IJRSAT
editorinchief@ijrsat.com | ijrsatjournal@gmail.com
🌟 10+ Years of Excellence 🌟
I S S N 2319-2690
IJRSAT
International Journal for Research In Science & Advanced Technologies
" Enriching The Research "
International, Peer Reviewed, Open Access Journal
ISSN Approved Journal No. 2319-2690
Medium Icon
DOI Prefix: 10.65726

Publication Details

Machine Learning Approaches for Effective Detection of Distributed Denial of Service Attacks
M.Rama Devi1, Jaideep Gera2 D.Sravani3, K.Yaswitha4
Year: 2026  |  Volume: 26  |  Issue: 5

Abstract

DDoS (Distributed Denial of Service) is a major problem in cyber traffic, but it can be easily solved with simple navigation. This is not the case with DDoS (Distributed Denial of Service) systems. This hacker attack exploits buffering and relies on buffer overflow. There is no risk of data loss. Machine learning monitoring models are used to address the problem of data loss. Various machine learning technologies, including Random Forest, K-Nearest Neighbors (KNN), and Logistic Regression, are employed to clarify what is normal and what is not. This studio used the CSE-CICIDS2018, CSE-CICIDS2017, and CICDoS datasets as a test. The dataset is created in different parts of the world, so it can also be used for adding and pruning for testing. The next different search We are trying to classify the DDoS operation using a machine learning classifier. This proposal is used by Other machine learning classifications: Random Forest, KNN, and Logistic Regression. We successfully performed feature scaling with the support of the standard scaler.
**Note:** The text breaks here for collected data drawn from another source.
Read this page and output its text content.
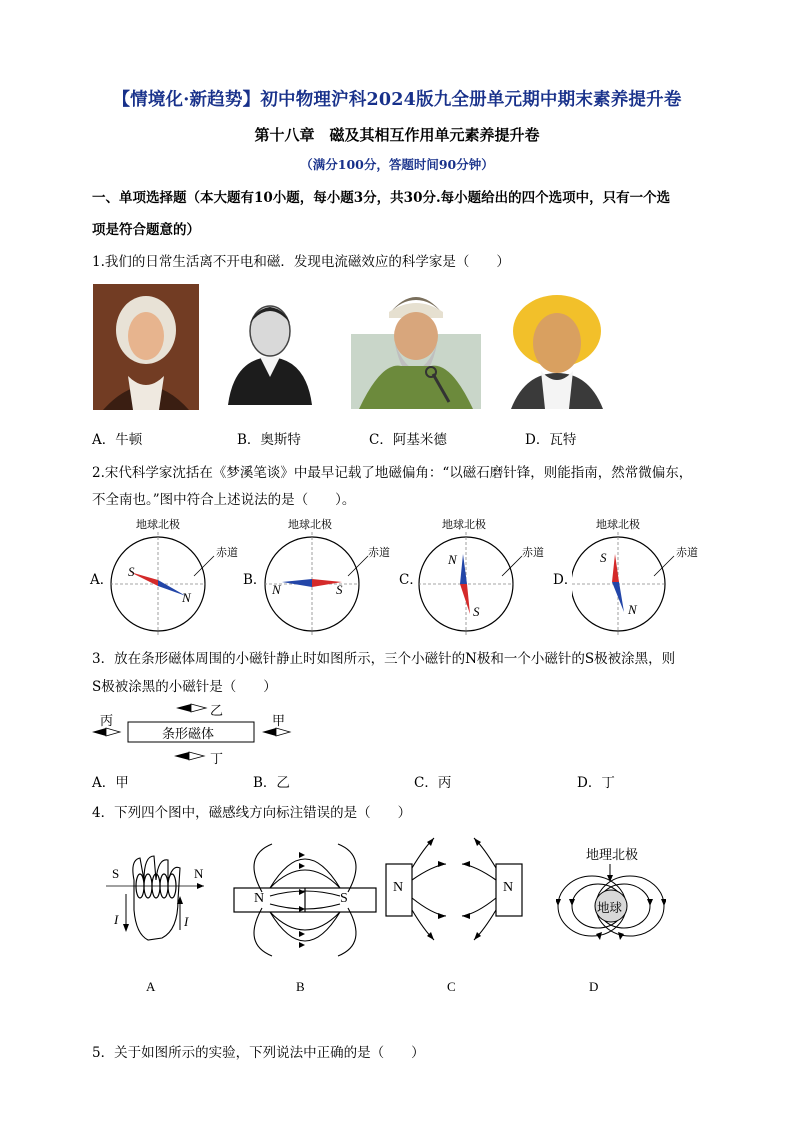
【情境化·新趋势】初中物理沪科2024版九全册单元期中期末素养提升卷
第十八章　磁及其相互作用单元素养提升卷
（满分100分，答题时间90分钟）
一、单项选择题（本大题有10小题，每小题3分，共30分.每小题给出的四个选项中，只有一个选
项是符合题意的）
1.我们的日常生活离不开电和磁．发现电流磁效应的科学家是（　　）
A．牛顿	B．奥斯特	C．阿基米德	D．瓦特
2.宋代科学家沈括在《梦溪笔谈》中最早记载了地磁偏角：“以磁石磨针锋，则能指南，然常微偏东，
不全南也。”图中符合上述说法的是（　　）。
A．	B．	C．	D．
地球北极
赤道
S
N
地球北极
赤道
N	S
地球北极
赤道
N
S
地球北极
赤道
S
N
3．放在条形磁体周围的小磁针静止时如图所示，三个小磁针的N极和一个小磁针的S极被涂黑，则
S极被涂黑的小磁针是（　　）
条形磁体
乙
丁
丙	甲
A．甲	B．乙	C．丙	D．丁
4．下列四个图中，磁感线方向标注错误的是（　　）
S	N
I	I
N	S
N	N
地理北极
地球
A	B	C	D
5．关于如图所示的实验，下列说法中正确的是（　　）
Slotting is also included in the system. The Random Forest classifier performs better than others. The classification is based on a 97.6% dataset, and KNN corresponds to Logistic Regression, which is based on 97% and 91.1%, respectively. We agree to the use of various technologies such as Supervised Machine Learning, Random Forest, KNN, and Logistic Regression to make the identification test algorithm more efficient. The result is from the Random Forest of other models.